I can imagine it must be very difficult to form an attachment that seems temporary. How do you prepare to let go?

That’s an excellent question. I think parenthood itself is active preparation for letting go. So is love, right? We love mortal beings and we don’t know how long we will spend with them. … When I was telling people we were going to be foster parents, they were like, ‘I’ve always thought about doing this, but I really want a kid of my own. This is one of the concepts that foster care really complicates, which is that no child is ours, is it? Every child we welcome into our lives is a stranger no matter how we find them, and our job as parents or caregivers is to help them become who they need to be on this planet.

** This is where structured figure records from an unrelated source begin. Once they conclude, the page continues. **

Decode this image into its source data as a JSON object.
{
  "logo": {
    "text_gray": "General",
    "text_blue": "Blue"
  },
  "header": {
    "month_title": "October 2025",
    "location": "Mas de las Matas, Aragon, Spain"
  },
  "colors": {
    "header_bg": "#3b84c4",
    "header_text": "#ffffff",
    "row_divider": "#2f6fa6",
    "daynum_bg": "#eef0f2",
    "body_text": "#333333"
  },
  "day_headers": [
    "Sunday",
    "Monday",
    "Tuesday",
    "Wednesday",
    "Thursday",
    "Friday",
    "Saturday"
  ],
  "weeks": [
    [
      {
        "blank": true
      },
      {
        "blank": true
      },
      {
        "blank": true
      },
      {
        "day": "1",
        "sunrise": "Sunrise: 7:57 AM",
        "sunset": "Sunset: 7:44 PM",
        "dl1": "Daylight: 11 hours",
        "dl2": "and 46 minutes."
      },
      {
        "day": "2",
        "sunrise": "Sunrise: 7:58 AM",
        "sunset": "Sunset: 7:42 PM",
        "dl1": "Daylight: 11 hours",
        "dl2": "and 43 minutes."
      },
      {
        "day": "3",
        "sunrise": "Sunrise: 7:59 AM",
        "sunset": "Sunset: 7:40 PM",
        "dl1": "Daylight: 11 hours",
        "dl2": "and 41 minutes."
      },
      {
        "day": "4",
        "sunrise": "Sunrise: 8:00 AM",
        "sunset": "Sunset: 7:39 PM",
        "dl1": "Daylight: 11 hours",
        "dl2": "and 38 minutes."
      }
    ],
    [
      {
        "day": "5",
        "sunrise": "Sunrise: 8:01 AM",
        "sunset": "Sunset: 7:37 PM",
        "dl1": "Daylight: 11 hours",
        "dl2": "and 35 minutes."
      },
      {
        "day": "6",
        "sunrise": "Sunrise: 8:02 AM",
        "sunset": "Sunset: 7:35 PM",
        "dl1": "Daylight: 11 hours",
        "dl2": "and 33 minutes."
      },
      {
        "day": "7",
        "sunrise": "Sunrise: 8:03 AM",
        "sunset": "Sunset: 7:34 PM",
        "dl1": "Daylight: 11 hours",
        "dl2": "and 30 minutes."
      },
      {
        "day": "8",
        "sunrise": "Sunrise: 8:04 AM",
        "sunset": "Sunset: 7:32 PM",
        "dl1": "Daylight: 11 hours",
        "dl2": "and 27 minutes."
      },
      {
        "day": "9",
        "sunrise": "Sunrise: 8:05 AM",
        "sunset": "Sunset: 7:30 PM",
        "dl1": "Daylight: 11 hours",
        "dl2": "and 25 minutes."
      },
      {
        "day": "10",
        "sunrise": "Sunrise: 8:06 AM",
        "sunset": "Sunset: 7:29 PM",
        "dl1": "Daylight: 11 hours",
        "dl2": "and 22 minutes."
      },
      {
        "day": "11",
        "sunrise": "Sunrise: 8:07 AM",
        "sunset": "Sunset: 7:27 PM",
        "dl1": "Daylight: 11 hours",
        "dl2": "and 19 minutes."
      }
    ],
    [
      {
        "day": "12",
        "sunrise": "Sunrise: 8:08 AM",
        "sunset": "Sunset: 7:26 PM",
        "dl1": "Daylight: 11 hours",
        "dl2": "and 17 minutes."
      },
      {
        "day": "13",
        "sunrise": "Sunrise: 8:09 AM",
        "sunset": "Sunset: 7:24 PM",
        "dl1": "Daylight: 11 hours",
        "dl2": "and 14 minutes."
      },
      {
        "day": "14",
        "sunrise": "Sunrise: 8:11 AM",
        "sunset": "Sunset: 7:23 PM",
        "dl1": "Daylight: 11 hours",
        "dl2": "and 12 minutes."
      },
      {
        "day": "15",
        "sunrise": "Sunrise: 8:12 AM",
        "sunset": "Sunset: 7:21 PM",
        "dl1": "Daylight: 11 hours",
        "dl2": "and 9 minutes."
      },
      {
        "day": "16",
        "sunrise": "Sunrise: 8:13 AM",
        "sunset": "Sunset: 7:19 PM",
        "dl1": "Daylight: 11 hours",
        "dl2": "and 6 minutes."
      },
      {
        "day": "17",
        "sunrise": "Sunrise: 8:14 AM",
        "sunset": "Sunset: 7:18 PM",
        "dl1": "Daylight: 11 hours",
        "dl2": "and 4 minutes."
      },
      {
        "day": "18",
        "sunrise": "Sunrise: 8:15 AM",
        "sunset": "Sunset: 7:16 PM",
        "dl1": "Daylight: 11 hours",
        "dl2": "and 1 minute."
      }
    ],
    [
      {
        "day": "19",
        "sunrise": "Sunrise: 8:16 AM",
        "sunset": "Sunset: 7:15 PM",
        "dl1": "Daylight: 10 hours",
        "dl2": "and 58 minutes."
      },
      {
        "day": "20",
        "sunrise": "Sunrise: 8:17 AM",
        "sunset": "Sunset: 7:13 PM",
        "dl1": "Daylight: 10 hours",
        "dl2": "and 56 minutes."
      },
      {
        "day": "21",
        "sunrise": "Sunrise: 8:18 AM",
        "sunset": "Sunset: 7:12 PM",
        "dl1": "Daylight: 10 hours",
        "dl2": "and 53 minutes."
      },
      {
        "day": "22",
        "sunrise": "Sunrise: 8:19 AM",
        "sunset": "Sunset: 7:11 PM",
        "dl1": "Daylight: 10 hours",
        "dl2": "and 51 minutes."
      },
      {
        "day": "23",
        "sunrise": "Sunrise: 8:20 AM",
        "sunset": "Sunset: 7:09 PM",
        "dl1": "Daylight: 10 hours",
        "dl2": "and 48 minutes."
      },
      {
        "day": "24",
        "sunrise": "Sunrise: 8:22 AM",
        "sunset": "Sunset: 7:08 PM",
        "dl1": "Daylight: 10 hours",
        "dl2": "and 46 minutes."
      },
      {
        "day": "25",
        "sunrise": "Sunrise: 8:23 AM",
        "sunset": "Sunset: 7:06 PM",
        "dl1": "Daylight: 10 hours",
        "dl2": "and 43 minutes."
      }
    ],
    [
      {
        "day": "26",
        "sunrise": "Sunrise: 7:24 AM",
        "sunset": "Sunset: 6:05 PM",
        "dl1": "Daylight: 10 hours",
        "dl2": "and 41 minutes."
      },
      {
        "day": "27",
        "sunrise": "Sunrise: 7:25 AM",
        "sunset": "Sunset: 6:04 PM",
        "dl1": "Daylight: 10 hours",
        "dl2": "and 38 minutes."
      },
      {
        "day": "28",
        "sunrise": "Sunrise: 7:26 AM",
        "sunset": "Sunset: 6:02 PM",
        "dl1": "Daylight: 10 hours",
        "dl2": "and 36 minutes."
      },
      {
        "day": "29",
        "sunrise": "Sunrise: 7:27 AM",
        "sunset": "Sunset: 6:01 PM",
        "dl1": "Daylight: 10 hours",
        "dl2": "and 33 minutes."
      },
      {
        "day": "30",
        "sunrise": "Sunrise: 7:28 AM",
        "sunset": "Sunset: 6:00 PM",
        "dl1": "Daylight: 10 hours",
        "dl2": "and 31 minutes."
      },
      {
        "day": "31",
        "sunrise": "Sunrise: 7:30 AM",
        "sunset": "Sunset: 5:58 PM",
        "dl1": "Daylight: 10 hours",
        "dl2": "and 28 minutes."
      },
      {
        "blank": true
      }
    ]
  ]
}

I think if you go into foster care wanting to adopt, as we did – we were very clear with our social worker that we wanted to adopt – the trauma of loss is very intense. If you go into foster care wanting to be a home for as long as a child needs a home, I think the focus might be different. The loss may not be less, but you might be better prepared for it.

I think your experience probably resonates with a lot of people: suddenly you and your partner or spouse realize you have different ideas! You thought you were on the same page, but someone changed your mind. People grow and evolve. Was it a moment of crisis in your relationship? How did you go through this?

Certainly a moment of crisis in our marriage. The real crisis was that I hadn’t said what I wanted…I always struggled with that, from little things like, “Do I want a pizza or a burrito, or what hike should we do?” I consider myself a feminist, a strong feminist, and I differed a lot. These little reports accumulate.

I had to learn to say what I wanted and risk the conflict that might come with it. And I think that ended up being a beautiful thing for our wedding. I think both of our hearts opened up when Coco came into our lives in different ways. We also mourned his loss in different ways and held on to that loss. We wanted this loss to strengthen our marriage, bring us closer. Many marriages end with the loss of a child. So that was something we really had to work towards. Now we have this little boy who is just light and joy incarnate.

What would you say to someone at the start of this journey?

I would tell them it’s never wrong to choose love. No love is wasted. I was carrying Coco in one of those baby carriers at the grocery store, and the grocery store clerk said, “Oh, your baby is so beautiful.” I said, ‘Oh, she’s actually my adopted daughter.’ And she just stopped. She looked at me and said, ‘I was raised in the foster care system. A good home makes all the difference. And so, I think, trust that no matter how long or how long a child is with you, your love matters.

The interview has been edited and condensed.